Enable upstream health checks.

Use ip_hash or consistent hashing strategies.

Example Lua code for consistent hashing:

local newval, err = ip_log:incr(ip, 1)
local toDelay = false
if newval > 50 then
    toDelay = true
    ngx_var.consistent_key = ngx_var.consistent_key .. '_' .. newval
    -- must run before set_uri
end

Nginx Gzip (Section 7):

Configure gzip_comp_level, gzip_min_length, and gzip_types as needed.

Nginx Real IP, client header limits, and request limiting (Sections 9‑11):

Set real‑IP handling.

Restrict request header/body size when proxying.

Apply request, connection, and rate limits; use IP/UA whitelists/blacklists; token‑based rate limiting; token‑bucket algorithms (Java Guava); delay throttling.

Reference articles on high‑concurrency rate‑limiting techniques are provided.

Nginx + Lua shared_dict (Section 12):

Use shared dictionaries as local caches.

Nginx + Lua API aggregation (Section 13):

Use a method parameter to indicate which backend service to call.

Pre‑filter illegal requests (e.g., XSS) with 403 responses.

Encapsulate call logic to improve cache hit rate.

Combine sub‑requests via ngx.location.capture_multi, cache only atomic interfaces, and retry or log via a proxy layer.
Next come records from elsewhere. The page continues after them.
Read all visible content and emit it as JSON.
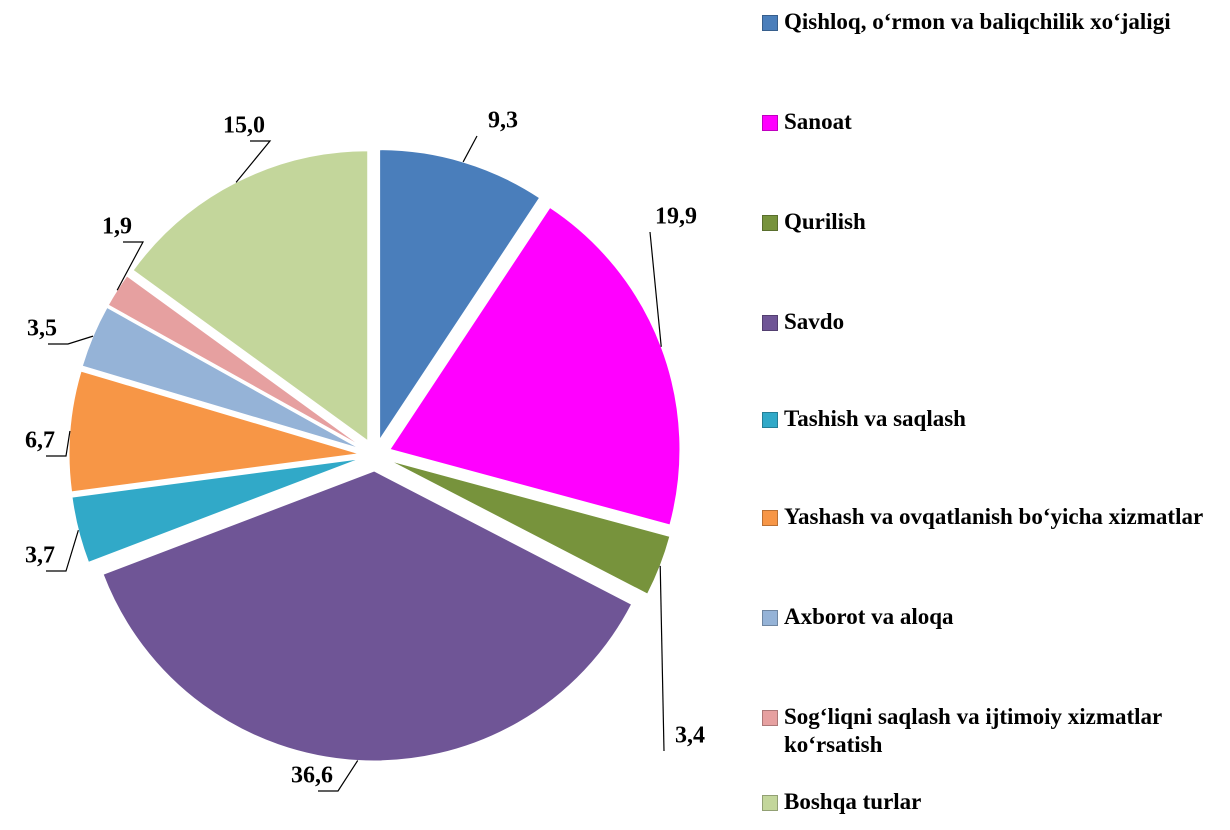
{
  "chart_data": {
    "type": "pie",
    "categories": [
      "Qishloq, o‘rmon va baliqchilik xo‘jaligi",
      "Sanoat",
      "Qurilish",
      "Savdo",
      "Tashish va saqlash",
      "Yashash va ovqatlanish bo‘yicha xizmatlar",
      "Axborot va aloqa",
      "Sog‘liqni saqlash va ijtimoiy xizmatlar ko‘rsatish",
      "Boshqa turlar"
    ],
    "values": [
      9.3,
      19.9,
      3.4,
      36.6,
      3.7,
      6.7,
      3.5,
      1.9,
      15.0
    ],
    "value_labels": [
      "9,3",
      "19,9",
      "3,4",
      "36,6",
      "3,7",
      "6,7",
      "3,5",
      "1,9",
      "15,0"
    ],
    "colors": [
      "#4a7ebb",
      "#ff00ff",
      "#77933c",
      "#6f5596",
      "#31a9c8",
      "#f79646",
      "#95b3d7",
      "#e6a0a0",
      "#c3d69b"
    ],
    "legend": "right"
  }
}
Nginx + Lua logging (Section 14):

Logging can be enhanced through custom Lua scripts.

Java architecture (Section 15):

Adopt asynchronous, non‑blocking event models (Servlet 3, Tomcat 7, Jetty 8).

Separate request parsing (Tomcat thread pool) from business processing (custom thread pools) to avoid bottlenecks.

Example start.sh JVM options:

export JAVA_OPTS="-Djava.library.path=/usr/local/lib -server -XX:-UseConcMarkSweepGC -XX:+UseCMSCompactAtFullCollection -XX:CMSInitiatingOccupancyFraction=80 -XX:+CMSParallelRemarkEnabled -XX:SoftRefLRUPolicyMSPerMB=0 -XX:MaxDirectMemorySize=512m -Xss256k -XX:NewRatio=1 -XX:SurvivorRatio=6 -Xms16384m -Xmx16384m -XX:MaxPermSize=256m -Djava.awt.headless=true -Dsun.net.client.defaultConnectTimeout=60000 -Dsun.net.client.defaultReadTimeout=60000 -Djmagick.systemclassloader=no -Dnetworkaddress.cache.ttl=300 -Dsun.net.inetaddr.ttl=300 -XX:+HeapDumpOnOutOfMemoryError -XX:HeapDumpPath=$CATALINA_BASE/logs -XX:ErrorFile=$CATALINA_BASE/logs/java_error_%p.log"

Key server.xml connector settings (Tomcat 7 example):

<Connector port="1601" asyncTimeout="10000" acceptCount="10240" maxConnections="10240" acceptorThreadCount="1" minSpareThreads="5" maxThreads="5" redirectPort="8443" processorCache="1024" URIEncoding="UTF-8" protocol="org.apache.coyote.http11.Http11NioProtocol" enableLookups="false"/>

Important parameters: acceptCount, maxThreads, minSpareThreads, processorCache, acceptorThreadCount, pollerThreadCount.

Additional Java sections cover Servlet 3 asynchronous support, thread‑pool concurrency, asynchronous cache updates, Guava local cache usage, batch‑interface caching strategy, and other performance tips such as CPU binding, reducing connections, using memory file systems, large memory or enterprise SSDs, and full elastic‑cloud deployment.